Eine Disavow-Datei kann nicht beliebig groß werden. Ihre Größe ist auf 2 MB und 100.000 Zeilen begrenzt. Das klingt für eine TXT-Datei erst einmal nach viel. Bei manchen Webprojekten werden diese Grenzen einer Disavow-Datei dann aber doch irgendwann erreicht. Wie verhindert man das? Einerseits können Sie überlegen, ob Sie nicht gleich alle Links einer Domain mit der Zeile domain:http://Beispielseite.de von Google entwerten lassen. Sie belegen damit nur eine einzige Zeile statt mehrerer, wenn Sie mehrere Einzel-Backlinks der Domain entwerten möchten.

Die Entwertung aller Backlinks von einer Domain kann sinnvoll sein, wenn Links der jeweiligen Seite generell eher schädlich als nützlich sind: zum Beispiel, weil es sich aus Googles Sicht um eine Website minderer Qualität handelt. Darüber hinaus sollten Sie sehr genau überlegen, welche Backlinks Sie in die Disavow-Datei eintragen. Sind etwa aus Versehen positive Backlinks dabei, kann die Disavow-Datei dem Ranking Ihrer Seite schlimmstenfalls eher schaden als nutzen.

Aber auch bei negativen Backlinks muss nicht gleich jeder einzelne Link in die Datei. Links aufgrund eines Linktausches oder Linkkaufs sind immer problematisch und sollten in die Disavow-Datei eingetragen werden.
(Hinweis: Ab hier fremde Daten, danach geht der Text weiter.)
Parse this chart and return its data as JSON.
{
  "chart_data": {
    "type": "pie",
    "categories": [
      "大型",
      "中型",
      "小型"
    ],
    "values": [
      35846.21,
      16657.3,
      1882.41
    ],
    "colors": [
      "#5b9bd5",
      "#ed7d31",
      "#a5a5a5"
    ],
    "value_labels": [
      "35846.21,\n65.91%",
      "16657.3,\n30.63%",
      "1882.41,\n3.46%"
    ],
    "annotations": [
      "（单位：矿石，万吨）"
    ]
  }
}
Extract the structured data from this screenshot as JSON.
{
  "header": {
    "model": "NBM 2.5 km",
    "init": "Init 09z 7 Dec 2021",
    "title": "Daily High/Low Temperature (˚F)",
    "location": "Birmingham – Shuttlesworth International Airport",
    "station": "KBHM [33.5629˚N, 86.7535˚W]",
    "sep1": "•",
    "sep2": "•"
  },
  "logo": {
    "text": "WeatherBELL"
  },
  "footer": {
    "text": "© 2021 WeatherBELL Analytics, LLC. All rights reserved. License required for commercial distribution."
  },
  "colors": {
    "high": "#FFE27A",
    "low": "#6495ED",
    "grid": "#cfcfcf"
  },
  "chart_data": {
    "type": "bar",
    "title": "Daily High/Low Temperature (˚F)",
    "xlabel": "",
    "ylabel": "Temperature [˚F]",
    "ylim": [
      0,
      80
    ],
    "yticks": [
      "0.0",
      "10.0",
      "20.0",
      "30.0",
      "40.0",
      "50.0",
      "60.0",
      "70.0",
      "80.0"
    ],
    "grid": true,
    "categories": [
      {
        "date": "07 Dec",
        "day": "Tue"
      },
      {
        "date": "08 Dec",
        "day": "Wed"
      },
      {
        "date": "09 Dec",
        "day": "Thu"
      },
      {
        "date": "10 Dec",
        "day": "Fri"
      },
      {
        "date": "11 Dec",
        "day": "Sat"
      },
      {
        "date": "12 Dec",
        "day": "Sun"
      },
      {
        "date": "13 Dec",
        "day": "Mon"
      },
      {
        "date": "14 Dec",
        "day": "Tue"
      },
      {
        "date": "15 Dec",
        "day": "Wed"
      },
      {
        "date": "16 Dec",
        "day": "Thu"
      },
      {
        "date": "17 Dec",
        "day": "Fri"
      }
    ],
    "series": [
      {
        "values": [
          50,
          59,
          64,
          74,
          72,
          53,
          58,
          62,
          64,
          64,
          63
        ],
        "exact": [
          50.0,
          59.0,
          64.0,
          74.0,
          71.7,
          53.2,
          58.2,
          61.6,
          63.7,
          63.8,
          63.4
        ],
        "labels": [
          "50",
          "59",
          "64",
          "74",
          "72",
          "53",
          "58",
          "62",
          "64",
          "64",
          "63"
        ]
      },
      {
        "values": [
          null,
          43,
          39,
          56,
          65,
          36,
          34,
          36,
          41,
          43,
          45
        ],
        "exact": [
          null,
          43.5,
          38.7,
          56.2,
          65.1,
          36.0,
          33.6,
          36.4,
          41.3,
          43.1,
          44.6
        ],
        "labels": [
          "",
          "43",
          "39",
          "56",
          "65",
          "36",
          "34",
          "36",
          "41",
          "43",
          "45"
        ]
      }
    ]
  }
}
Andere Backlinks, die etwa von Spam-Websites stammen, können Sie aber auch einmal ohne Entwertung stehenlassen, wenn der Platz in der Disavow-Datei ansonsten zu gering ist.

Was ist das Google Disavow Tool?

In folgenden 4 Schritten erhalten Sie eine Anleitung Ihrer Disavow Datei bei Google entsprechend zur Entwertung einzureichen

  1. Rufen Sie das Tool zur Erklärung ungültiger Links auf: https://www.google.com/webmasters/tools/disavow-links-main
  2. Wählen Sie im nächsten Schritt Ihre Website
  3. Klicken Sie auf „Links für ungültig erklären“
  4. Datei auswählen und entsprechend hochladen

Hinweise zum Einsatz des Disavow Tools

Beachten Sie folgende Hinweise beim Einsatz des Google Disavow Tools:

  • Das Hochladen einer Disavow Liste ersetzt die bestehenden Listen
  • Die Dauer der Verarbeitung Ihrer Liste kann einige Wochen benötigen
  • Ungültige Links, die Ihrerseits entwertet wurden, werden nicht im Linkbericht gekennzeichnet

Einsatz von Disavow in Ihrer Suchmaschinenoptimierung

Die Backlinkanalyse (sogenannter Link-Audit) sollte anfangs einer SEO Maßnahme durchgeführt werden, um eventuell schadhafte verweisende Links zu Ihrer Website entsprechend zu entwerten. Das weitere fortlaufende Monitoring Ihrer Backlinks ist in der Offpage SEO eine empfehlenswerte Maßnahme zum Schutz Ihrer Website. Es ist empfehlenswert einen erfahrenen Suchmaschinenoptimierer hinzuzuziehen.